Dela Kuma is an anthropological archaeologist who specializes in the archaeology of global encounters in Atlantic-era West Africa. Her current research, the archaeology of ‘legitimate’ trade, examines broad transformations in local taste practices and everyday life during the 19th-century Afro-European trade in the hinterlands of southeastern Ghana. She specializes in the use of archaeometry and archaeobotanical tools to answer archaeological questions concerning foodways, trade, and global entanglements. Dela has also worked on archaeological projects in Nigeria, Portugal, Italy, Israel, and Russia.
Region of Study
West Africa, Ghana
Topics
Archaeology, daily life, foodways, global encounters, local taste
Degrees and Education
PhD, Northwestern University
Research Description
I am broadly interested in questions about how local communities negotiate broader-scale developments at the intimate levels of the household and communities. I am specifically interested in how local people leverage sociocultural practices such as local conceptualization of taste to navigate through global entanglements and make consumption choices, and how these decisions manifest materially in the archaeological records.
In the short term, I am analyzing archaeobotanical remains recovered from Amedeka to understand changes in the practices of food preparations and consumption at the turn of the 19th century when Amedeka became entangled in the ‘legitimate’ trade.
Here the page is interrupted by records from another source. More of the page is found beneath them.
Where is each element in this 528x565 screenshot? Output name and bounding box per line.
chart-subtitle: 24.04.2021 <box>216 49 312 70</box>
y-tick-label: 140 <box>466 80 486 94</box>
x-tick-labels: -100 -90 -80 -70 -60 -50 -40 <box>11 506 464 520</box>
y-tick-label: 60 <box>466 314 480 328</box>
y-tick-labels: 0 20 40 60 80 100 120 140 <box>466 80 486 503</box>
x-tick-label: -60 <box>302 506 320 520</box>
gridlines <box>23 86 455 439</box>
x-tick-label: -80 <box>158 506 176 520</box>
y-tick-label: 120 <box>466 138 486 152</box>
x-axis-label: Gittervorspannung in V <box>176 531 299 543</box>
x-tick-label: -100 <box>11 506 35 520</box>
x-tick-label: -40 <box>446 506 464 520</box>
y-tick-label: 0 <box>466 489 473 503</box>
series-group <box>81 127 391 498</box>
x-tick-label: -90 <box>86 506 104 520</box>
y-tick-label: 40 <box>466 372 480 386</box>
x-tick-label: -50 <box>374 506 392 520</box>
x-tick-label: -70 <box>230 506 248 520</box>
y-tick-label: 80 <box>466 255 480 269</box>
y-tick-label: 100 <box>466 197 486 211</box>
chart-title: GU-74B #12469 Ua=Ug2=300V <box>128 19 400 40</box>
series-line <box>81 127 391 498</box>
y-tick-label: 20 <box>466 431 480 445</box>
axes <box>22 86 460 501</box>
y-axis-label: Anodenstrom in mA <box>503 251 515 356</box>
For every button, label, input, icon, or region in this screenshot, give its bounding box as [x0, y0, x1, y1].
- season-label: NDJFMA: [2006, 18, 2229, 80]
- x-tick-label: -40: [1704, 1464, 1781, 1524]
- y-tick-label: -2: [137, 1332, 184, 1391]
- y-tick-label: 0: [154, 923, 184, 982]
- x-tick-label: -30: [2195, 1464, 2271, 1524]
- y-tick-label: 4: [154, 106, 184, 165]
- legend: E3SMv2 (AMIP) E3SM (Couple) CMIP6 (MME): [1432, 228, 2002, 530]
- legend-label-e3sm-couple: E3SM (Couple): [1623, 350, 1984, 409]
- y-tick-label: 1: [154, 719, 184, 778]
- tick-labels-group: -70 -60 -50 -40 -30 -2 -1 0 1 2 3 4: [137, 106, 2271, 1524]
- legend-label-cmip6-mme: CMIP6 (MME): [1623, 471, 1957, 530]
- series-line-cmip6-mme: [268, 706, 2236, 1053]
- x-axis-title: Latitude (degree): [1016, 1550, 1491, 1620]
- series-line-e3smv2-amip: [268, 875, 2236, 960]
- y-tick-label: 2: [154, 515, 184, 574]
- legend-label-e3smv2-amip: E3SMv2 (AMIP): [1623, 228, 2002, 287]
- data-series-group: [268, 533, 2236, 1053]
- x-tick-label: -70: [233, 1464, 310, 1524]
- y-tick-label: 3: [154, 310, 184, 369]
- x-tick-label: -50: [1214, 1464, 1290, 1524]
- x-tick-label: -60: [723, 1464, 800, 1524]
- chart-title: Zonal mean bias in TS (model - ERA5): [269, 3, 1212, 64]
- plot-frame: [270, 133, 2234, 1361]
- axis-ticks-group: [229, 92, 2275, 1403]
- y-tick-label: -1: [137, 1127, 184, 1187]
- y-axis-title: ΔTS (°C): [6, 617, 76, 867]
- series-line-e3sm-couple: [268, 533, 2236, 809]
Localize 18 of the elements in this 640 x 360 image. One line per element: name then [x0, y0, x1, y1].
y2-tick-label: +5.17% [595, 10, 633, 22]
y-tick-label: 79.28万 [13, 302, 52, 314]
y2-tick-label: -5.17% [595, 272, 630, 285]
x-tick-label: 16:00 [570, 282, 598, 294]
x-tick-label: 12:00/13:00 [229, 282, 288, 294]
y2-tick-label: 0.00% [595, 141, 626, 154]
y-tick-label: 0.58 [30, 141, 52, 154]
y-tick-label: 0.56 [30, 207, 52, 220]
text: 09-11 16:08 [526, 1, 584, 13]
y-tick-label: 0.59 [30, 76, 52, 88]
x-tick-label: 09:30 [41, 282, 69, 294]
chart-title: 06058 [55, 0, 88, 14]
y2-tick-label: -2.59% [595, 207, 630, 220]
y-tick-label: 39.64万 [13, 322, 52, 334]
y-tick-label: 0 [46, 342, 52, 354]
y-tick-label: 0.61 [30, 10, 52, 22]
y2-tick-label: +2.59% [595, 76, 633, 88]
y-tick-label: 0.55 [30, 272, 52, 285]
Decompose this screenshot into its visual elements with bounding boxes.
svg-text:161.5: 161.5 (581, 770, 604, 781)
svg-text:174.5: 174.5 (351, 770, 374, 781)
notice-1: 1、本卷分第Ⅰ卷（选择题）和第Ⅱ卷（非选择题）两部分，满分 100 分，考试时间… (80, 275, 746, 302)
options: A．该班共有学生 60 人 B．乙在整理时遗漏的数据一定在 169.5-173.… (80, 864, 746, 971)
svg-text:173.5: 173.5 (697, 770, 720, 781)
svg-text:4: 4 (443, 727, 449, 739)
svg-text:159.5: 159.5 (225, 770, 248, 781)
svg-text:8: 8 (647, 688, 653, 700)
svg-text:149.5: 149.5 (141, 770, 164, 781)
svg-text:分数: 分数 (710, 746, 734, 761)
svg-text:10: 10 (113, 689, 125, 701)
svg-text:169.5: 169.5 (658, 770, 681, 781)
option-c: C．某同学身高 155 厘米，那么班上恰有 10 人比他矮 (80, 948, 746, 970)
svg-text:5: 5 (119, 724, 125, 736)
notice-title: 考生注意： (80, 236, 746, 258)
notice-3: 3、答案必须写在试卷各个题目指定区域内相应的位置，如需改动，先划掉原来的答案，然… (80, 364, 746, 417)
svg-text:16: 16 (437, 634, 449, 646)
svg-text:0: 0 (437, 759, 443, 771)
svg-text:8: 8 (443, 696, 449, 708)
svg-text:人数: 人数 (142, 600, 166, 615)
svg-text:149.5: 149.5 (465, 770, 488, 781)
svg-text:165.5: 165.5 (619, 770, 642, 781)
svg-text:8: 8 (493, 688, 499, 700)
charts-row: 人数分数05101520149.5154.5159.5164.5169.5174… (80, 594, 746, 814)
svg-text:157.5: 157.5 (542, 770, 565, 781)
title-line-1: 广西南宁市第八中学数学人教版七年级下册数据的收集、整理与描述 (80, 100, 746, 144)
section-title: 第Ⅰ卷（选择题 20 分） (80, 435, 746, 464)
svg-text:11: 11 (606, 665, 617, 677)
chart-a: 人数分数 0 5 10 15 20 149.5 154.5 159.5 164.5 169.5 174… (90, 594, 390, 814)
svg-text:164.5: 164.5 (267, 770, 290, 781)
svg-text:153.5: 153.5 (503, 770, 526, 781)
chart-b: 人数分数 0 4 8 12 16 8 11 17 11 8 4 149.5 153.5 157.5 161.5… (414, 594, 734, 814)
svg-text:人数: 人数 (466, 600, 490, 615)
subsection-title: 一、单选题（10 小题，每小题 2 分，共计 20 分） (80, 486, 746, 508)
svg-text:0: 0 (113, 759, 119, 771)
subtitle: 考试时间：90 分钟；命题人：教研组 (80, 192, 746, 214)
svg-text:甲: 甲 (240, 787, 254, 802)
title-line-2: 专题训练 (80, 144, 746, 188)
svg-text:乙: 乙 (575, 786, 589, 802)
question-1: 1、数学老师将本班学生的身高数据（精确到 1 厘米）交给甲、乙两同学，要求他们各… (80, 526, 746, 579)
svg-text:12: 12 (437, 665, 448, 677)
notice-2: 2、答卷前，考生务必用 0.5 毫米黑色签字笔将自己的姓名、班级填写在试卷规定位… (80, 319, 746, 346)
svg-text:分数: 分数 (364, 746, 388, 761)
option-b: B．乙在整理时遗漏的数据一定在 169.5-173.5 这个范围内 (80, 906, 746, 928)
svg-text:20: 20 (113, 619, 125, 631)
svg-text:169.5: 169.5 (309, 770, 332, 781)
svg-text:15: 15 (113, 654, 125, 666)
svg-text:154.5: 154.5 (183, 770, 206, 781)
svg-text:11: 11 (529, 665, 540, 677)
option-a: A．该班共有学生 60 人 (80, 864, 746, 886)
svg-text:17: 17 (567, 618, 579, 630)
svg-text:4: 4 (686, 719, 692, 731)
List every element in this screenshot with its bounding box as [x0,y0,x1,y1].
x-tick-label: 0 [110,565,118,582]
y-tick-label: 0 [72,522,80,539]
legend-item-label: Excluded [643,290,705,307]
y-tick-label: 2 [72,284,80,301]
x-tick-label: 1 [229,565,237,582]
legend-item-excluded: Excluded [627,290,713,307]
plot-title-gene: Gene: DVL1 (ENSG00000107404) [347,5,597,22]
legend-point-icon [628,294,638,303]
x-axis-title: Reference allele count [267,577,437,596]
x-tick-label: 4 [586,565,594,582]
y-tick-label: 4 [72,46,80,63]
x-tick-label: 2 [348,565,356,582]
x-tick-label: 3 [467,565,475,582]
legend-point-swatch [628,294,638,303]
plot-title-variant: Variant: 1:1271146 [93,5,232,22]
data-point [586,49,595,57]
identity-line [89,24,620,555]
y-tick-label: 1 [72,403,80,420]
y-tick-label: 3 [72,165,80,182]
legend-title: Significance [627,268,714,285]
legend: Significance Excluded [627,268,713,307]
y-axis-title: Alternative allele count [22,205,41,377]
Preliminary analyses show well-preserved macrobotanical remains that suggest increased processing of palm oil which could be connected to changes in ceramic forms and shapes.
Daily Life and Domestic Economies in Hinterland Regions of Ghana
This long-term community-based collaborative archaeological research examines how domestic economies of hinterland regions in Ghana responded to the commercial developments in the Atlantic world from the 16th to 20th centuries, a period that encompasses the socioeconomic integration of African economies into the Atlantic trade through to the transitions into the so-called legitimate economies and into formal colonial regimes. I will start this work by expanding excavations at Amedeka and including archaeological data from a broad regional catchment area in the southern region of Ghana. Methodologically, this work will expand the Neutron Activation Analysis database that we have of the southern region combined with other interdisciplinary approaches, to understand how local people negotiated changes in the production, consumption, and exchange patterns at the microlevel of households and community levels.